In formulating strategy to 2050, government needs broader goals
Hwok-Aun Lee, Asia Nikkei
Malaysia is embarking on a grand experiment as the writing of the government's Transformasi Nasional 2050 document kicks into full swing.
This national transformation project, intended to chart Malaysia's development for the three decades from 2020, promises a new mode of policymaking through myriad discussions, surveys and roadshows, culminating in a comprehensive policy document to be delivered in December.
It also reaches out specifically to young people, who are intended to be the principal audience and beneficiaries. Prime Minister Najib Razak has tapped Khairy Jamaluddin, the charismatic Minister of Youth and Sports, as chief organizer and ambassador.
The "government knows best" era is over, according to the project tagline. At the same time, political leaders have been intimately involved, rousing public sentiments at discussion sessions while canvassing for aspirations and ideas. With Malaysia's 14th general election widely expected to be called this year, the TN50 process evidently plays a role in burnishing the ruling coalition's popularity.
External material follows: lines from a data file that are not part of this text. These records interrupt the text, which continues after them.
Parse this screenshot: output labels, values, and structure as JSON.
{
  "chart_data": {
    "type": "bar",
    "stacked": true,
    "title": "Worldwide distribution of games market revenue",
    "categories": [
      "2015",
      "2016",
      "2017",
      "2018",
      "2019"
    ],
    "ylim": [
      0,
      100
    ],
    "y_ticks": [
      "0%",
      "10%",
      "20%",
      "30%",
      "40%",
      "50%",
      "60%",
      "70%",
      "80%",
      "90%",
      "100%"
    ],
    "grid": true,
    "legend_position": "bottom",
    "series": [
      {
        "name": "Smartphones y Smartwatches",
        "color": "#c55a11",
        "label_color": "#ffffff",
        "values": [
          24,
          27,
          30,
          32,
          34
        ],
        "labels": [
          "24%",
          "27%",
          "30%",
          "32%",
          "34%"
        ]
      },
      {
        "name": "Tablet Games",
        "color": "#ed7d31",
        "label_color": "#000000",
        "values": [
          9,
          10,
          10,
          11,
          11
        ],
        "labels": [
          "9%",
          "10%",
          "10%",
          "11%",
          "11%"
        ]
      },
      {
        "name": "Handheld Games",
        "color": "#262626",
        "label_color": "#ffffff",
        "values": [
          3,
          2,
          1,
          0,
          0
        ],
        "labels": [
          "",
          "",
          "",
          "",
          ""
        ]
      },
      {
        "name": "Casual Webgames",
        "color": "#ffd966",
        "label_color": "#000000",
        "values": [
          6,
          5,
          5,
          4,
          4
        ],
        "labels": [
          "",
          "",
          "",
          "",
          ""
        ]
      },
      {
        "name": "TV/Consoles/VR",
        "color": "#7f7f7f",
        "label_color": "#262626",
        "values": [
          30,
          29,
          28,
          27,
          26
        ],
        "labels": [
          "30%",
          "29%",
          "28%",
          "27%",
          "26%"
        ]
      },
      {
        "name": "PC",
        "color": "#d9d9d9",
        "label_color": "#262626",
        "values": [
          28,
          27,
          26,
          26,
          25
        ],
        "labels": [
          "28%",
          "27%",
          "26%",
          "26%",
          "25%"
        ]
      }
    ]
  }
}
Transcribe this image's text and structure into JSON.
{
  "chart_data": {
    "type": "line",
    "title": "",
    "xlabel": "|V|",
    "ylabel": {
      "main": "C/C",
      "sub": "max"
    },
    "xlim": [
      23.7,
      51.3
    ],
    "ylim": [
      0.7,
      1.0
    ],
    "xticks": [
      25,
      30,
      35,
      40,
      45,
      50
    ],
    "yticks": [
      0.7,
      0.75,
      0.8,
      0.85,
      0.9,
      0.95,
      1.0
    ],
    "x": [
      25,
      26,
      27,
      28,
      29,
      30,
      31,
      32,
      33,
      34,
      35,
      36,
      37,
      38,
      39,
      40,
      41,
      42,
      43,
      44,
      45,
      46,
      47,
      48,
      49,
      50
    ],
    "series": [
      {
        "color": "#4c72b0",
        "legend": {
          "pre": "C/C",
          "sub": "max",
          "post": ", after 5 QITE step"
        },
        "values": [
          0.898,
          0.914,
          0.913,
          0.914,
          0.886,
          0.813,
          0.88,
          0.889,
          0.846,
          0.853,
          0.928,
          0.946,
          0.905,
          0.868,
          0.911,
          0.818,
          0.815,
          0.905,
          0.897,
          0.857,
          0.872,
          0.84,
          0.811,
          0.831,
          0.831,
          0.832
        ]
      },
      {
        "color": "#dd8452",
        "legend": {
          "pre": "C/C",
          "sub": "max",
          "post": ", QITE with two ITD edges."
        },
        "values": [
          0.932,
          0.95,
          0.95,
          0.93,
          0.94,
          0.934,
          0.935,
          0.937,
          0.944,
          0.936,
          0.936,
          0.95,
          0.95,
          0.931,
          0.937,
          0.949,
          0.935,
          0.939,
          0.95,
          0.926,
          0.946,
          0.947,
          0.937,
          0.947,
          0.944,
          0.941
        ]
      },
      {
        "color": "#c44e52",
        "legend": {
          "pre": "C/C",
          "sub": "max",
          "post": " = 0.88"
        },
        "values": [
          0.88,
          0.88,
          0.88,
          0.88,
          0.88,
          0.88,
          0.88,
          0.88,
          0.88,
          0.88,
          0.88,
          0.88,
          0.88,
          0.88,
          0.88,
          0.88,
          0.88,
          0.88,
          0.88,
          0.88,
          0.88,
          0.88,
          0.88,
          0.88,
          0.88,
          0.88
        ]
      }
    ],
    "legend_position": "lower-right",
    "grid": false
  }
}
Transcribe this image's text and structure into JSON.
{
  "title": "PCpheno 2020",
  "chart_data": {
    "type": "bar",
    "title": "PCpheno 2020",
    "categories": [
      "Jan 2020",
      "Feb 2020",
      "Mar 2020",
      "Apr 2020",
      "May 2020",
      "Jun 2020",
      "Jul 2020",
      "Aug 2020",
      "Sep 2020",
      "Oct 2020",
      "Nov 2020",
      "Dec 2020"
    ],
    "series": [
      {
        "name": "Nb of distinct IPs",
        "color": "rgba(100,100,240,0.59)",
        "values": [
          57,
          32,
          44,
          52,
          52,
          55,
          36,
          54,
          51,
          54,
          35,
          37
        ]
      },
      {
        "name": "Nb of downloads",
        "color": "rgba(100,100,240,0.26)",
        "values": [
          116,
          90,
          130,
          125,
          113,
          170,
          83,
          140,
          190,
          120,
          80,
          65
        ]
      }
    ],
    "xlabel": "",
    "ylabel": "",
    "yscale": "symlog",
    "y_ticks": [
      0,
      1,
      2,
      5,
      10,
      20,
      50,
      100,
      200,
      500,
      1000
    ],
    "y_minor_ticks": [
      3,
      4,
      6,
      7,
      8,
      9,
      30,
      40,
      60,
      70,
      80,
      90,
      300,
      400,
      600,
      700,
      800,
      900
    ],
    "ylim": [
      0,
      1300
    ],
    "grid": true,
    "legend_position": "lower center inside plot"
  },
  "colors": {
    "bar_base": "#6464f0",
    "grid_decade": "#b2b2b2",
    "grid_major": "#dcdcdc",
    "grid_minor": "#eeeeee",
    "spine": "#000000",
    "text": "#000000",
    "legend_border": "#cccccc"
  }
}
Undeniably, TN50 introduces a novel and potentially game-changing approach to policy. But will this exercise fulfill its promise of a "bottom-up" process that represents the voice of the people, or will it be a vehicle to publicly endorse the government's wishes? The answer depends on a series of issues.
Firstly, TN50 resolves ultimately to set "solid targets," but broad public engagement yields better material for articulating national values, aspirations and ideals. Long-term quantitative goals might reflect a commitment to specific, binding obligations, but can end up glossing over complexities and nuances in society and manufacturing popular endorsement of preconceived agendas.
TN50 follows two earlier momentous policies or visionary statements: the New Economic Policy, and Vision 2020. The NEP, spanning 1971-1990, was authored by academics and technocrats and set some targets, but not in a comprehensive manner. Vision 2020, derived from a speech by former Prime Minister Mahathir Mohamad, articulated idealistic ambitions and sweeping notions of progress over 30 years.
In contrast, TN50 adopts the current policy trend of setting and monitoring key performance indicators. These have been applied to short- and medium-term plans (two to five years), or single sector reforms such as an Education Blueprint (2015-2030). Extrapolating this method to a 30-year comprehensive program is bold and unprecedented, but is it wise and meaningful?
Najib and Khairy clearly desire to distinguish TN50 from Vision 2020, which they criticize for merely expressing lofty intentions. However, this fervor to depart from the iconic Vision may encourage the pursuit of concrete but underwhelming objectives.
It is cumbersome and potentially chaotic to solicit free-ranging suggestions of quantifiable goals on a 30-year horizon. Expectedly, TN50 discussions, held since January on public university campuses, have been steered to focus on set topics, notably international recognition of the country's achievements.